The shop decided that because it was an aftermarket stub it may have been defective. To rectify the issue they said they were going to modify a factory Toyota front driveshaft to work with the setup that’s on there – their thinking that because it’s factory Toyota, it’s forged, heat treated and stronger then the parts they have access to.
They repaired the driveshaft and delivered it at no charge.
Curiosity getting the best of me, decided to inspect what was used this time around. Ended up being the same 23 spline stub, although this one does look a bit different and more factory then the last.
I’ve reinstalled the supplied driveshaft and once again the truck is driving nice and smooth. But I have lost all confidence and have no intention of going anywhere far on trips until I get some more information and another opinion. Knowing that components are smaller then what the truck came with from the factory puts a bad stigma on it.
My questions and concerns:
- Is this a common or rare failure?
- My thoughts are to find a flange for the stock Toyota front driveshaft I have, then mounting the rear driveshaft to that. Is this possible or make sense?
- If that’s not a option, is there a 26 splined midship stub and flange that works with the Toyota carrier bearings?
- According to the receipt and pictures, does the 1310 u-joints and CV (double cardan joint) seem sufficient enough or comparable to stock components?
- What would the price be to make a brand new 2 piece driveshaft with heavier duty components?
My currently work load and setting makes it very hard to be on the phone during business hours, and taking the truck in for inspection will require a day off – hence the reason I’m laying out as much information as possible. I’m willing and ready to do what’s needed even if it requires starting over with a new driveshaft to ensure this will not happen again.
I greatly appreciate your time and input.
Additional information and pictures of how the truck is currently setup.
- At ride height flange to differential and flange to transfer case u-joint operating angles are 1*~.

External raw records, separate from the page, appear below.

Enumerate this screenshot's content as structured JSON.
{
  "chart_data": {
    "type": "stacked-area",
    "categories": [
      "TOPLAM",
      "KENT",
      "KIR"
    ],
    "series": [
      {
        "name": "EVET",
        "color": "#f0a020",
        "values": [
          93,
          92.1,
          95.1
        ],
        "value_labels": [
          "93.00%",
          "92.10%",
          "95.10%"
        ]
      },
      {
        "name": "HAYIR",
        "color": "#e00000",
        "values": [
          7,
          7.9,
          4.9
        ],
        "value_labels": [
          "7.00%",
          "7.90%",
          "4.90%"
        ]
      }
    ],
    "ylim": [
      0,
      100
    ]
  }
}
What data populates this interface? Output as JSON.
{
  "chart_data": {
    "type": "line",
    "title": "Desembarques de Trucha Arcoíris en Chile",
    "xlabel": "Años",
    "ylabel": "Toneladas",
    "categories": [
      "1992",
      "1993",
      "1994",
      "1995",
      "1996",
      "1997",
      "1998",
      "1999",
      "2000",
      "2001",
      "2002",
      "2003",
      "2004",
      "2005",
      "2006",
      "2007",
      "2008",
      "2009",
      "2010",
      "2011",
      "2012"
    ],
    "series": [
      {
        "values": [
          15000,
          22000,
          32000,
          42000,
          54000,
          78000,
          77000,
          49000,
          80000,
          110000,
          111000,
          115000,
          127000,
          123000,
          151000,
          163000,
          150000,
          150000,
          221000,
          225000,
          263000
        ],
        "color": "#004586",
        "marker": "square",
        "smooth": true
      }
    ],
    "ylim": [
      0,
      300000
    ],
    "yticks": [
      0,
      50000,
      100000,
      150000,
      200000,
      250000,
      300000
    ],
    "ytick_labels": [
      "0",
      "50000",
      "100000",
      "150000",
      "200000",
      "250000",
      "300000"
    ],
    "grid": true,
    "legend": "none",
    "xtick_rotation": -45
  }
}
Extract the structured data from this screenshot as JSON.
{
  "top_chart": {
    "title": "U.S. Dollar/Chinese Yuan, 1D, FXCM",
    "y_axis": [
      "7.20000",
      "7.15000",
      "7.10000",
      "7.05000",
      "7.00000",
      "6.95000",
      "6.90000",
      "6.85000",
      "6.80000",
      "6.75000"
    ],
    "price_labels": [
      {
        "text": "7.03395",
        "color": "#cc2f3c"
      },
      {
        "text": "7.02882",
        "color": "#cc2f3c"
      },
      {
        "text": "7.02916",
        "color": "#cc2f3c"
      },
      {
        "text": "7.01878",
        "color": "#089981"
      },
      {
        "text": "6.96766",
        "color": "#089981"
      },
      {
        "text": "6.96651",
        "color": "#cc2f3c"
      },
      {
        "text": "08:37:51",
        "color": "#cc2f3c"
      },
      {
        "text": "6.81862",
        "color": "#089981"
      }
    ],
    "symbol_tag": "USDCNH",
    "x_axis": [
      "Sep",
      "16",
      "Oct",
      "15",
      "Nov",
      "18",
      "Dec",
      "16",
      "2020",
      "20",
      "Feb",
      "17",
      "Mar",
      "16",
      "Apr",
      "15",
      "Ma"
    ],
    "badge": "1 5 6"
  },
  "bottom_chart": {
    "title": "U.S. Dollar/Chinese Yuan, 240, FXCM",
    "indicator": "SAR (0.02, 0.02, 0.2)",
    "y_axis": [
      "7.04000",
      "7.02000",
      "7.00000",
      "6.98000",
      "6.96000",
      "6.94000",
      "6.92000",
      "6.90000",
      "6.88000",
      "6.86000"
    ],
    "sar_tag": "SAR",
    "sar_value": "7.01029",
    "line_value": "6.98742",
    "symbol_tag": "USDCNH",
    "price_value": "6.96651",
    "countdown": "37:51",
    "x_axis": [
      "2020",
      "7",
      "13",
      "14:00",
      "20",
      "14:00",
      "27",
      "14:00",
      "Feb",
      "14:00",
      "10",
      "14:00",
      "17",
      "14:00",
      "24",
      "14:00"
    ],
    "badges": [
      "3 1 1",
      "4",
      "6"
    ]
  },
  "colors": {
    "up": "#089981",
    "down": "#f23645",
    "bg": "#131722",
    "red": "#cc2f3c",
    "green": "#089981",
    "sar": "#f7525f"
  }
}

- No binding at any stage of travel.
At ride height.
At full droop.
Too be continued….
Very interesting. can’t wait to see the final product
You non-Regular Cab owners and your two-piece driveshafts. I drive a 2008 Regular Cab Tundra (6.5″ bed) so Toyota decided to give us a one-piece driveshaft with a 1350 series u-joint. For the Taco a 1330 series u-joint is used from the factory so I wouldn’t go smaller than that. (http://media.spicerparts.com/cfs/files/media/Fixu48wuSEM7rBo2M/k350-1-dssp-sup.pdf?token=eyJhdXRoVG9rZW4iOiIifQ%3D%3D&store=original) There’s a lot more shock loading off-road, even if you don’t abuse the truck. There’s probably not too much difference in driveshaft length between my truck and your DCSB so perhaps you could order a one piece shaft as well? If you have some spare time you could take a look at Dana’s media website as there’s quite a wealth of information there (http://media.spicerparts.com/media). Here another good document for your particular quandary:
Spicer Driveshaft Components Failure Analysis Guide: http://media.spicerparts.com/cfs/files/media/3ttd8siGyyXNdsRbW/3272-42016.pdf?token=eyJhdXRoVG9rZW4iOiIifQ%3D%3D&store=original
They also have a number of convenient calculators that you can use as well: http://spicerparts.com/parts/driveshaft/automotive/driveshaft-assemblies
I hope that my comment doesn’t get deleted by a spam filter and that you find a good solution.
-Dirk
I’ve heard of guys chopping up Tundra drive shafts to create double cardan shafts for fzj80’s.. perhaps run a search on ih8mud for more information. I had a double cardan rear made for my 80 from a well-respected drive line shop in San Jose and they used some sort of new generation 1310 u-joint that’s considerably stronger than past models. Spicer joints are also much easier to change on the trail than Toyota joints, so maybe keep that in mind as a non-oem alternative. Best of luck.